Shine Medical Technologies to Move to Janesville Later This Year

Shine Medical Technologies has for years planned to build a manufacturing facility in Janesville, WI, where it would produce a crucial medical isotope. Now the company says it will move its headquarters to that city later this year, as it prepares to make the plant a reality.

Shine is currently based in Monona, WI, about 40 miles northwest of Janesville.

In February, the Nuclear Regulatory Commission authorized the issuance of a construction permit to Shine for the Janesville plant. At that time, Katrina Pitas, Shine’s vice president of business development, shared with Xconomy the projected schedule for erecting and opening the 57,000-square-foot facility: break ground in 2017, produce test batches of isotopes there the following year, and go into full commercial production by 2019. The press release Shine put out on Wednesday announcing its plan to relocate to Janesville did not mention any changes to that timeline.

Shine’s plans for the Janesville plant revolve around producing molybdenum-99, which can be used to make technetium-99m, the most widely used radioisotope in medical diagnostic imaging. In the U.S., molybdenum-99 is used in about 20 million procedures each year, according to a 2015 report from World Nuclear News. The isotope has not been produced domestically since 1989, the Nuclear Regulatory Commission has said. Shine and other companies aim to change that because a potential shortage looms in 2018, when a key Canadian producer of the isotope is scheduled to shut down.

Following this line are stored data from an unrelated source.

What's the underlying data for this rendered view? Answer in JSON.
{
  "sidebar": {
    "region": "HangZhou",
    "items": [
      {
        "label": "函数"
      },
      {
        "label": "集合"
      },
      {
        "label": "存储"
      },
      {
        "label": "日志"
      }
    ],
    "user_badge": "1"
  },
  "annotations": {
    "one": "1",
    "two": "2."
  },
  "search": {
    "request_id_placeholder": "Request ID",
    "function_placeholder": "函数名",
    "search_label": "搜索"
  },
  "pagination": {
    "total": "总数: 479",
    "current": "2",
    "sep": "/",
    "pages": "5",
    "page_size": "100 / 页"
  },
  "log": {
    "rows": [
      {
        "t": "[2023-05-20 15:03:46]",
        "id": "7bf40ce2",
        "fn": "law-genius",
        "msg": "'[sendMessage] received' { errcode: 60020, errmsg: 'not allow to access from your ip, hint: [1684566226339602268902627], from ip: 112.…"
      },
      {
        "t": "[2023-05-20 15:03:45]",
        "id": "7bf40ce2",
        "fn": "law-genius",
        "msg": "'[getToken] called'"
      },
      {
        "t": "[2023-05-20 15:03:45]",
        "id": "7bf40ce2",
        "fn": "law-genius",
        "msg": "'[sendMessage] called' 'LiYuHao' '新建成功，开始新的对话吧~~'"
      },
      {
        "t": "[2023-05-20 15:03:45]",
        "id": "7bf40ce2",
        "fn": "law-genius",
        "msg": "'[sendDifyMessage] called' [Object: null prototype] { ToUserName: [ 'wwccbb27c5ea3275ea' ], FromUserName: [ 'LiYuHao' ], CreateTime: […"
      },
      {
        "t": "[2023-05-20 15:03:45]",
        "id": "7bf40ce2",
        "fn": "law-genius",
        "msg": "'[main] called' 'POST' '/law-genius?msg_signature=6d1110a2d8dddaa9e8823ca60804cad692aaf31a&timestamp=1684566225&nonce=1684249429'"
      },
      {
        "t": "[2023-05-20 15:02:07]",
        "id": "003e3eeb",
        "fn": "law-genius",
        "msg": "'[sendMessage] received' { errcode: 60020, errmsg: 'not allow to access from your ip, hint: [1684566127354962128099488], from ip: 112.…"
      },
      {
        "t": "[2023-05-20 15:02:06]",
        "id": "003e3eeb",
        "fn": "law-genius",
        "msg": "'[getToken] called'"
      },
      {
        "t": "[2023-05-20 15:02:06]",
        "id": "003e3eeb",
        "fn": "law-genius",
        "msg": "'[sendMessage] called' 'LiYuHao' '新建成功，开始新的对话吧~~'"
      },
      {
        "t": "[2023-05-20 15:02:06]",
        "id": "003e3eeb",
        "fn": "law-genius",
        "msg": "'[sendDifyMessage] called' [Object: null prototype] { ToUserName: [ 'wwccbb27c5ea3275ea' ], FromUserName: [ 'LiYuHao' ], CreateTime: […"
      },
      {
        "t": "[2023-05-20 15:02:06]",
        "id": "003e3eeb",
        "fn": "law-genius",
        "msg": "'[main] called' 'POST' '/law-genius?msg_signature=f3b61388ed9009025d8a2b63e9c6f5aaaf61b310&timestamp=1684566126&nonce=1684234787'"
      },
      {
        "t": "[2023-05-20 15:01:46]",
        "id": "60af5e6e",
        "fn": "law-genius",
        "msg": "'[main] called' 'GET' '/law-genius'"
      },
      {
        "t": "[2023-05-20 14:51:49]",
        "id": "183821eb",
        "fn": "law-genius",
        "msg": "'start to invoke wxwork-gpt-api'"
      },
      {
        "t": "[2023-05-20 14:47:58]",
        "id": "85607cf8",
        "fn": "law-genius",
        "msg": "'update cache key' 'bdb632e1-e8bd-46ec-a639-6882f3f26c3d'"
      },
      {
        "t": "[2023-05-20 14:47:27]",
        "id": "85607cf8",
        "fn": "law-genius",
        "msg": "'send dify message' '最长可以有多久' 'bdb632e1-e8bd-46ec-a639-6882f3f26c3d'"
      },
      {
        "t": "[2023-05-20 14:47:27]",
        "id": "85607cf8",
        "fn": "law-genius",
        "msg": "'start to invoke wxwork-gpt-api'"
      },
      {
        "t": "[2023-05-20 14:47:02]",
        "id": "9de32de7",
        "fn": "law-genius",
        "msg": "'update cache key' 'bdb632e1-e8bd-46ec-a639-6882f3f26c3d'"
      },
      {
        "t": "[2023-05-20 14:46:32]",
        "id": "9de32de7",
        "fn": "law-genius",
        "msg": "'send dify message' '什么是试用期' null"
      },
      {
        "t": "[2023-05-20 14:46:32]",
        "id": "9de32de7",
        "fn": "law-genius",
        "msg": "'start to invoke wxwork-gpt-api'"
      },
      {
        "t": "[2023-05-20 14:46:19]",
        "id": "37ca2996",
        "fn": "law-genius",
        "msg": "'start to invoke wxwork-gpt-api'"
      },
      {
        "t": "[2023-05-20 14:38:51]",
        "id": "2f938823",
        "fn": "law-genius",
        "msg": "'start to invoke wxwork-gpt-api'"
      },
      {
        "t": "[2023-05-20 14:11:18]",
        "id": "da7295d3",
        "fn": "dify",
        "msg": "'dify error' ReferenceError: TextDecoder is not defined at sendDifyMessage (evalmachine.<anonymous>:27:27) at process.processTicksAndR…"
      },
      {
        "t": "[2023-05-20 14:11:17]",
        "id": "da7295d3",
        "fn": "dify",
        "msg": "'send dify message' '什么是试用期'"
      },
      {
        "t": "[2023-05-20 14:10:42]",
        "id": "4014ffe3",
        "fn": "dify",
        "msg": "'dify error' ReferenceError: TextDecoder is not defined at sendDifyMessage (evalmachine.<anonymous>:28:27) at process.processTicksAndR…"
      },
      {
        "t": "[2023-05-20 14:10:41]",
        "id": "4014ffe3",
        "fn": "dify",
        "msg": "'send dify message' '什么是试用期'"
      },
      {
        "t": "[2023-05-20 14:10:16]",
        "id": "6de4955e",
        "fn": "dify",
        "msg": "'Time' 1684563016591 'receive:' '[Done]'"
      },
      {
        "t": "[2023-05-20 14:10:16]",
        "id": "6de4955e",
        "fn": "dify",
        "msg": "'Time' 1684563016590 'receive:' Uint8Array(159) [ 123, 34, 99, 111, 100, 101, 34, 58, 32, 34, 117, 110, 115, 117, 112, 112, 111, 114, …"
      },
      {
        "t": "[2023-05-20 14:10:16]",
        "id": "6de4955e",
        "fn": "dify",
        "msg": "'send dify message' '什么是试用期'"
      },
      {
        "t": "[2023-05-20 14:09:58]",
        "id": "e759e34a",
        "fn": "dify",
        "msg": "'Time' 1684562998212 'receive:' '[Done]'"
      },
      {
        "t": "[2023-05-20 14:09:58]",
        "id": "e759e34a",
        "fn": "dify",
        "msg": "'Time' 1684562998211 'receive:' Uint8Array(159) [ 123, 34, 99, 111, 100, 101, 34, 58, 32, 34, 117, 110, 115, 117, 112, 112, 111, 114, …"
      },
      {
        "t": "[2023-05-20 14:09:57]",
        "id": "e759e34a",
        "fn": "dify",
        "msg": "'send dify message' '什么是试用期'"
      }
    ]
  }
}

Wednesday’s announcement from Shine did not come as a major surprise, at least to those who have been tracking the company’s recent progress. When I first wrote about the race to resume domestic production of molybdenum-99 last year, Greg Piefer, the company’s founder and CEO, told me that “it’s in Shine’s best interests to get to Janesville sooner rather than later,” even if the manufacturing facility had not yet been constructed.

Shine says that all of its employees—25 as of February, though that figure is expected to increase to 60 by 2017—will work from Janesville following the relocation. The company estimates that once completed, its manufacturing center will employ 150.

The new Shine headquarters will be in downtown Janesville, about six miles north of the planned production facility. The company decided to build there in 2012.

Janesville, which as of 2010 was Wisconsin’s 10th-largest city, has historically had a strong manufacturing sector. However, it has fallen on harder times recently; the most high-profile blow came in 2008, when General Motors (NYSE: GM) closed an assembly plant in Janesville where the company had been producing automobiles since 1923.

“The relationship between [Janesville] and Shine has always been a top priority, and now it’ll be home,” Piefer says, in a prepared statement. “We’re thrilled to be contributors [to] the revitalization of the downtown riverfront area.”

Janesville is also known for being the hometown of U.S. House Speaker Paul Ryan, who attended an event there in March that celebrated the issuance of the Nuclear Regulatory Commission construction permit to Shine.

The company’s move will mean parting ways with Phoenix Nuclear Labs, which developed the neutron-generating accelerator technology Shine plans to use to produce molybdenum-99. Piefer also founded Phoenix, in 2005, and the two companies have operated out of a shared facility in Monona. Phoenix could itself be on the move in the coming years, though it has said it expects to remain in the Madison, WI, area.